The principle is timeless, the natural instinct is timeless and the cultural expression is variable.
Therefore what should we do? We should seek to insure that in our homes and in our offices and in our church the principle that is taught from all of creation should be affirmed for the glory of God, for the glory of man and for the glory of woman. There can be no glory attached to any part of that trinity except by ruthless careful obedience to the principles of this book.
This just stuns me. He's given very good proof that a literal head covering is what Paul is calling for, he's affirmed the importance of Paul's concern and the source of it all in God and not in culture, and yet at the end it all goes down the drain as the head covering itself is denied in favor of the multitudinous ways the differences between the sexes may be expressed.
This is so sad. He ends with a prayer for obedience to the word of God, for separation from the culture, and the hope that the church may yet affect the culture toward God's standards.
But oh dear, what we really are to obey has in fact been completely overturned in this talk rather than affirmed. He's piously affirming the problem itself instead of the solution, carefully avoiding the head covering itself which the passage so clearly points to, as even he says it does.
I have no doubt that the giving up of the head covering in the churches, starting over a century ago and reaching its culmination in the 60s, is one of the reasons for the church's lack of power to affect this world exactly as he is praying we might be able to do.
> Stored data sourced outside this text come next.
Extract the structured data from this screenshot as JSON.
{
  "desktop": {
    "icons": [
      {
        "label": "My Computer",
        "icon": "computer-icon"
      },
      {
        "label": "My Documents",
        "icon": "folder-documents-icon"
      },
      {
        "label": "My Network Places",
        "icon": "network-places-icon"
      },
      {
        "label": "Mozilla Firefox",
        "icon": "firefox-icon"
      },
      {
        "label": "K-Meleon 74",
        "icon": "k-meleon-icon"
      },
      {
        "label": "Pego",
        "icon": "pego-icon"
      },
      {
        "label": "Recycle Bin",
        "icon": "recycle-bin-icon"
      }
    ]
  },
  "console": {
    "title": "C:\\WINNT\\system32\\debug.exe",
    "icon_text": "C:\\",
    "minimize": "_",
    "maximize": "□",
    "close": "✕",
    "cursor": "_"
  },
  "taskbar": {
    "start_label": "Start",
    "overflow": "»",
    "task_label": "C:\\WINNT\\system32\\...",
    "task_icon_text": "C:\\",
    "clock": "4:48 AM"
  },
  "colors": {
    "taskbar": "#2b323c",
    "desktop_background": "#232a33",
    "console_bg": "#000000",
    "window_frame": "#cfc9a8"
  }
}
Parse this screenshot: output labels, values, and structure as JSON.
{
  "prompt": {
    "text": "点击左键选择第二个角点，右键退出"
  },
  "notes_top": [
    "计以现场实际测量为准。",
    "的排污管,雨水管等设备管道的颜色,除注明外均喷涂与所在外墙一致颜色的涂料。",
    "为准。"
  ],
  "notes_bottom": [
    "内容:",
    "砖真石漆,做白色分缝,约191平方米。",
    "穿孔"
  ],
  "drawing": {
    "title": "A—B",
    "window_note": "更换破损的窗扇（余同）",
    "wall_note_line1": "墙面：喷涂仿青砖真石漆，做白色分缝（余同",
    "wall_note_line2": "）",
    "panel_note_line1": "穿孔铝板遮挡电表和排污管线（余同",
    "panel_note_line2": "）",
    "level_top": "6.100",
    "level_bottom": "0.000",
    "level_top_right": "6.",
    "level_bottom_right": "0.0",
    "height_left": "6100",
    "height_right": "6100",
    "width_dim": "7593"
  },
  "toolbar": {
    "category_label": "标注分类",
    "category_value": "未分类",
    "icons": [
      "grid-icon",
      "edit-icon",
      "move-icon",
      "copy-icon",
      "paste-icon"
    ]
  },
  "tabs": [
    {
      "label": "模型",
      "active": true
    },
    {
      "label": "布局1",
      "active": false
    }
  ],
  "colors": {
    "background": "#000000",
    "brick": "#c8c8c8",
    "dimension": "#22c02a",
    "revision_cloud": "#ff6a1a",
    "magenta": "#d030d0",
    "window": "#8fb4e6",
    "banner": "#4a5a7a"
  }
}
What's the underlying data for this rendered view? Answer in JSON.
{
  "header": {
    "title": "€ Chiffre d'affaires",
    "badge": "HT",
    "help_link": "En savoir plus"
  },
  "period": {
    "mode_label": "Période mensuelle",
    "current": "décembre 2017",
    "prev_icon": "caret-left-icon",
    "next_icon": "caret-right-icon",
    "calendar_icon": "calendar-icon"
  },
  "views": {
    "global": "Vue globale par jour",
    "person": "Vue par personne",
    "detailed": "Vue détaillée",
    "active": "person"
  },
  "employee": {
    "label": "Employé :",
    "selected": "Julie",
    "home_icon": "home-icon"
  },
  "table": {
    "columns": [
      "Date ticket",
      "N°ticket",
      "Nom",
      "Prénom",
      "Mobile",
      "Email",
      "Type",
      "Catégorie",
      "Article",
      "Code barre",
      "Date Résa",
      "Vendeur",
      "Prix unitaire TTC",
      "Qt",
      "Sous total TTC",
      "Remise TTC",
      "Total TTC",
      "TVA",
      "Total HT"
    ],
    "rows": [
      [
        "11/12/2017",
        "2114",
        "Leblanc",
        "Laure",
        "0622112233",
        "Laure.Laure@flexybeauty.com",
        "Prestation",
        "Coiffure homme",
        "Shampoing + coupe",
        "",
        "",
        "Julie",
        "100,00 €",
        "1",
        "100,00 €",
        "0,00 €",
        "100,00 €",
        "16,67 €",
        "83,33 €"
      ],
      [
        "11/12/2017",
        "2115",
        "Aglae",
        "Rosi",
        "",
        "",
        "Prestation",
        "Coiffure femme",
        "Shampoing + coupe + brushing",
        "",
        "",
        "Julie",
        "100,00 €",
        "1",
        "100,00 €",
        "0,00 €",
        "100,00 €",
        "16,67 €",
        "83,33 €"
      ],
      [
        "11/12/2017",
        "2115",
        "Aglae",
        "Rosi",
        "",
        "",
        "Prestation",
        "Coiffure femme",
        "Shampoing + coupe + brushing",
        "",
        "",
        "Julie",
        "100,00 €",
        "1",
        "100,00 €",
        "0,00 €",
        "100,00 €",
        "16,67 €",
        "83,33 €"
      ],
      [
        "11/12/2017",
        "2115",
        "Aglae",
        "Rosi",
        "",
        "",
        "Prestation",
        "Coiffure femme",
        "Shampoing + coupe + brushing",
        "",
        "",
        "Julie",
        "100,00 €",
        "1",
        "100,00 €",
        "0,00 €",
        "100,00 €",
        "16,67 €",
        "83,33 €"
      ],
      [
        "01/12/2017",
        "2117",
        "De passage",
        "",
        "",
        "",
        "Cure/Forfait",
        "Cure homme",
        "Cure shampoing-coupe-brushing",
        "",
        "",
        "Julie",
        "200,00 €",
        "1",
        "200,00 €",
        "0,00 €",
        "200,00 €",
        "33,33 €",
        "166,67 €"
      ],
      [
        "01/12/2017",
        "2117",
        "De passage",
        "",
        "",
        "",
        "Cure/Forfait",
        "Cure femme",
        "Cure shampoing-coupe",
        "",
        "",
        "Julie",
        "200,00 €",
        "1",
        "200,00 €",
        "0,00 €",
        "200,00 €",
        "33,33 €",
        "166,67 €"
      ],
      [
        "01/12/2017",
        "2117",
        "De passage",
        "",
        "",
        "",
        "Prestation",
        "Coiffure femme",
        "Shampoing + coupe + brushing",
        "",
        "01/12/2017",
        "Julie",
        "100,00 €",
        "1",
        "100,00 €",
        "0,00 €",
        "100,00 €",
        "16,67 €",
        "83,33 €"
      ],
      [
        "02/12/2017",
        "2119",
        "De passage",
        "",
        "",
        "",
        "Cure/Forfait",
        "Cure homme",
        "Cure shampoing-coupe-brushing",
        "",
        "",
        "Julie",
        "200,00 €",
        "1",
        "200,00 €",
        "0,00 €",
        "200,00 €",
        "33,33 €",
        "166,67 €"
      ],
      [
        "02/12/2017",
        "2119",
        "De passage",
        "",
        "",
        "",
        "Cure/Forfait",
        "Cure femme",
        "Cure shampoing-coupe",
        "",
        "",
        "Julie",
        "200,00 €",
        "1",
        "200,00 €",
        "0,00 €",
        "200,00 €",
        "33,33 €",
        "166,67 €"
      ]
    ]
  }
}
What is the source of the adamant hardness of this prejudice against the simple meaning of this text, that women should cover their heads? What leads these otherwise fine men of God to embrace phony "facts" and spurious reasoning in the service of avoiding the clear solid teaching of Paul in favor of a nebulous behavioral standard? There is definitely such a prejudice against the very idea of covering the head even while he affirms this is what Paul is advocating and even as he affirms and exhorts us to all the virtues of which it was meant to be the symbol, now as well as then. The prejudice is so adamant and taken for granted it isn't even considered for a moment. Why is that? What set the minds of these leaders so against this simple concept that was accepted for nearly two millennia after Paul's exhortation up until very recently?
Rejection of the head covering has been a terrible and effective snare to the church.